Today, the 15th of April, marks the 98th anniversary of the sinking of the Titanic. With the Titanic sank 1500 people and the hopes and dreams of many, but through such tragedy, a single man came forward some eighty five years later to bring the ship’s sweeping grandeur to the silver screen. By coincidence, I happened to have given the epic glory of James Cameron’s vision another go last week, and it was just as exciting and loathsome as I remembered. Little did anyone know as news spread of the ship being swallowed up by the ocean that such a catastrophe would become the divine inspiration for Mr. Cameron to take his critical eye to class struggle and prejudice.
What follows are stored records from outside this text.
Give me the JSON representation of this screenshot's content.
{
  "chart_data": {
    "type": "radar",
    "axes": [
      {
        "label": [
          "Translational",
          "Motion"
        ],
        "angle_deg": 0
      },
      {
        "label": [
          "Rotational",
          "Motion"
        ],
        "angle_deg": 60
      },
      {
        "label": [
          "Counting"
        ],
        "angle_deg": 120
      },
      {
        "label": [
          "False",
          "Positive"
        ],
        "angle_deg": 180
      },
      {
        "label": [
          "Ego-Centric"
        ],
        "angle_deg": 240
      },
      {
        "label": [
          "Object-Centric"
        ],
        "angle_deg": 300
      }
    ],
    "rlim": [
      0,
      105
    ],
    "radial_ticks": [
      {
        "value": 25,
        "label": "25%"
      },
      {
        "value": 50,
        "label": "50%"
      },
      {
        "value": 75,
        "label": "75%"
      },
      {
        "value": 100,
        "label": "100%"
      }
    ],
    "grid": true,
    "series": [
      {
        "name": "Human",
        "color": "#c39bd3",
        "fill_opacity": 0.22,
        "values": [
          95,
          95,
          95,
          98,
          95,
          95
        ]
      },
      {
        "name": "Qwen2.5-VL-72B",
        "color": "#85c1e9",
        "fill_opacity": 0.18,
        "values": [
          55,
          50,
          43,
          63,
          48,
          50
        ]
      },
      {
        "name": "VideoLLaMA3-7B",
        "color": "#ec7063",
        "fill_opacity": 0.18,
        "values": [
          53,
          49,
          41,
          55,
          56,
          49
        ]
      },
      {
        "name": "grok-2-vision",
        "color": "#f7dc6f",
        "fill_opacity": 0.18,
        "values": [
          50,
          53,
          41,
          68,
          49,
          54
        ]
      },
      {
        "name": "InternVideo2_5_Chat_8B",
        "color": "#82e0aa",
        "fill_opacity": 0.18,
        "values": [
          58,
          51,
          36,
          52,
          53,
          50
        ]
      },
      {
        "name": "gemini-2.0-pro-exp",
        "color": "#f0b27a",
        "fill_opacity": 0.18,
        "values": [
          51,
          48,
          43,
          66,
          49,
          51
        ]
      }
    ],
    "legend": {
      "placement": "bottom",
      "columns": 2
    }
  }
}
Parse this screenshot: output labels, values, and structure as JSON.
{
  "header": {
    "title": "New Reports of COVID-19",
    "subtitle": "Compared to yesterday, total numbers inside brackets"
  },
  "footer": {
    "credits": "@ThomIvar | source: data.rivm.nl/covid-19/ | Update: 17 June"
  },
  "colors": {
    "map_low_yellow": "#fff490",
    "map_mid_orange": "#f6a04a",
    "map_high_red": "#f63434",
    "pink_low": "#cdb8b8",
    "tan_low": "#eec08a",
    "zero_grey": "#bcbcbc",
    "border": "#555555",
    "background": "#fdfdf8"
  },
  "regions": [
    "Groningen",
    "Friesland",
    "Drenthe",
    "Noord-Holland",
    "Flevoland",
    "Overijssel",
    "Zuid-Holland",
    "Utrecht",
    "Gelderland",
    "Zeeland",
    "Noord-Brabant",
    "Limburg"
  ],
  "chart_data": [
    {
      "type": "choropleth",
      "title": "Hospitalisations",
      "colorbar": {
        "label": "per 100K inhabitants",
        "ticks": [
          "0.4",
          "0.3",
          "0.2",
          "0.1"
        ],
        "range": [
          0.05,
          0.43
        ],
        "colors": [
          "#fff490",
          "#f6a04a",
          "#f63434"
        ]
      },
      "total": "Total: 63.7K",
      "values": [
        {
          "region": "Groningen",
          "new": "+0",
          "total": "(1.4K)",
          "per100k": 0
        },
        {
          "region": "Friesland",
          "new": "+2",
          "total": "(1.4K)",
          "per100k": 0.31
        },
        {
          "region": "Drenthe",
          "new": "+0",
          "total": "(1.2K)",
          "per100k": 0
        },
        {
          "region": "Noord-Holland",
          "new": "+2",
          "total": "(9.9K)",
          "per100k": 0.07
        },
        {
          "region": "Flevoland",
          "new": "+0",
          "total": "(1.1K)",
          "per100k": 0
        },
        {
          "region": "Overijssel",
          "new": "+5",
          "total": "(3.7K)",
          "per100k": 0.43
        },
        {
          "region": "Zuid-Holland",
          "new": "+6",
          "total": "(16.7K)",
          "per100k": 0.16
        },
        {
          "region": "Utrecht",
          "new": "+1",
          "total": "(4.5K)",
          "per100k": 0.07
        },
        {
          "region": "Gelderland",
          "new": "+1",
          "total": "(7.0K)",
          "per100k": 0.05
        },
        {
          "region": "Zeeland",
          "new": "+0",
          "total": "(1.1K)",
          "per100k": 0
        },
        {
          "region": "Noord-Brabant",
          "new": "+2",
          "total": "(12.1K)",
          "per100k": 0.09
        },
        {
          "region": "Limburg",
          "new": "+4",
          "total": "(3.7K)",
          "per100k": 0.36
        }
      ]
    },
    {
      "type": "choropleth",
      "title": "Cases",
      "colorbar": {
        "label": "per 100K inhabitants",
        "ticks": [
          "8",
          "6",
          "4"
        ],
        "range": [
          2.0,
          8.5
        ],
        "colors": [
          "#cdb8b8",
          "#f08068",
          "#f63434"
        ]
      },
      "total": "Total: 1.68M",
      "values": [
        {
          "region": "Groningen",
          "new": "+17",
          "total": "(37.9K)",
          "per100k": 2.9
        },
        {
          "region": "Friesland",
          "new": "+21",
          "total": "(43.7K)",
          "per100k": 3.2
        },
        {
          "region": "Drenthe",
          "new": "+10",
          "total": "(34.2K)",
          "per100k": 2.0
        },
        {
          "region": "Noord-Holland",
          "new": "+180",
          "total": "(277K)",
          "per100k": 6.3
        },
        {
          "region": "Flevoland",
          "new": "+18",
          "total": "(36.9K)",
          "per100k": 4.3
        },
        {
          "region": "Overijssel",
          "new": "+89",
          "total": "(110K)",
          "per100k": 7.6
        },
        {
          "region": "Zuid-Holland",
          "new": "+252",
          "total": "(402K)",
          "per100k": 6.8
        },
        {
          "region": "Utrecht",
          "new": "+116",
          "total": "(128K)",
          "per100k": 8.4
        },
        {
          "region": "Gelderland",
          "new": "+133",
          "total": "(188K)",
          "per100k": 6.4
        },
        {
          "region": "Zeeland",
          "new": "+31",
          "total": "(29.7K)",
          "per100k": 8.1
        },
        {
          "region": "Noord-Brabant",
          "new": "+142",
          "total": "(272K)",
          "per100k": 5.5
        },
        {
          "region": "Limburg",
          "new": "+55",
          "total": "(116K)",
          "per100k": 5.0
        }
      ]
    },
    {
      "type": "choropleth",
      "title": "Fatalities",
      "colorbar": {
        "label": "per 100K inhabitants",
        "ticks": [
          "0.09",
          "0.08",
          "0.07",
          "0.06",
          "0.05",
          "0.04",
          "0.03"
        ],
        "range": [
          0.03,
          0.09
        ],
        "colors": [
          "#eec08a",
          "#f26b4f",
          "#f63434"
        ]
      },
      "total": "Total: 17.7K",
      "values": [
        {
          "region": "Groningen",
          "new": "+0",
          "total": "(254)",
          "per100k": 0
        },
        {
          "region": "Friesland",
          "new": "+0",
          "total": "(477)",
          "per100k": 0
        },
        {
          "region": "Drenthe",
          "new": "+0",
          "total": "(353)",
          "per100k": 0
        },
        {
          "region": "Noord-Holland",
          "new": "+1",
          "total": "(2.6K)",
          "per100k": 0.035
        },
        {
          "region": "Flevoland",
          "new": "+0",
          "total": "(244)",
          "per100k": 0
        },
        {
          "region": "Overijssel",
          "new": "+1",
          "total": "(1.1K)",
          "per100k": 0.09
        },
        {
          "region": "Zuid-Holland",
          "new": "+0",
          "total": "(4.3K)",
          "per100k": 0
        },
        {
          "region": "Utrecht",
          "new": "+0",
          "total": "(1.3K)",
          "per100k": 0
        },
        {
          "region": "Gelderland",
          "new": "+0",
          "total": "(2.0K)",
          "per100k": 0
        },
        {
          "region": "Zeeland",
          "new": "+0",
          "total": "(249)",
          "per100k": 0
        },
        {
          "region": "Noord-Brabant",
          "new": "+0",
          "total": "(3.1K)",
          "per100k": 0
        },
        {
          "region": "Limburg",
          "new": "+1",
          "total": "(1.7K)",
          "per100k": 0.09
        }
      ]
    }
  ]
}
If I learned anything from having to listen to Cameron speak at awards shows, it’s that the man says whatever pops in his head. And most of what pops in his head is dumb. James Cameron, the awkward acceptance speech giver, is exactly the same as James Cameron, the ignorant, dense screenwriter. Because he lacks that filter between the mind and the mouth, Titanic is littered with cringe-inducing lines of dialogue (“that Anna-steez-ya chick,” “Something Picasso? He won’t amount to a thing”), lame stereotypes (remember that Jack did a lot of his artwork in Paris because French girls are very willing to take off their clothes), laughably treacherous characters (like that asshole who planted the diamond on Jack as the ship starts to sink) and one of the shallowest head-first analyses of class… ever. The terrible dialogue (not to mention the character of Bill Paxton’s fat, hairy assistant) can never really be overlooked (the same can be said for the piss-poor performances from most of the otherwise fine actors… and I won’t even get into all that’s wrong with Billy Zane), but the earnestness of Cameron’s futile attempts to say anything intelligent about class really places Titanic into prime camp territory.
However, as both Titanic and Avatar’s box office receipts confirm, Mr. Cameron is a director of size (I joked to my friend that the ship made for a humorous, if dead-ended metaphor for Cameron), and that he operates at such a phenomenal, effective scale when dealing with all things “big” makes Titanic an absolutely bewildering film. I almost felt a bit silly getting consumed by the panic of Titanic’s second half, even as Jack and Rose illogically stagger through the bitterly cold North Atlantic waters flooding in the lower levels of the ship, but that’s because Cameron has no middle ground. He may have failed to elicit convincing performances from Leonardo DiCaprio and Kate Winslet or to effectively develop their characters or relationships beyond the surface level, but when he gets to the sinking of the ship (also known as his A-game), I’ll be damned if I didn’t start to care for a pair of bland lovers who’d been irritating me for the previous hour and a half. It’s funny how Emanuele Crialese’s Golden Door [Nuovomondo] takes all of Titanic’s weaknesses, of which there are many, and turns them into something lovely and affecting without tarnishing any of what Titanic does well. When Rose joins Jack in the lower quarters to dance with the poor folk, I immediately thought of a comparable, superior sequence in Golden Door, but I suppose the fact that the ship in Golden Door reaches its American destination makes a close side-by-side comparison with Titanic unfair. “Subtle,” as we all know, is not a word James Cameron could ever define for us, and while that might be a condemnation for others, it is just the opposite in this case. I wonder if anyone takes any gratitude in knowing that those 1500 people didn’t perish in vain… for their memory will always be captured in James Cameron’s amazingly confounding art. Cue those flutes. Cue Céline Dion.
3 comments:
Cameron's a dick, and if it weren't for the spectacular effects, this movie wouldn't really amount to shit. The actors tried their damndest, I know, but come on.
When someone gave me this DVD as a Christmas gift way back when, I discovered it was only okay if you watched it with the French subtitles.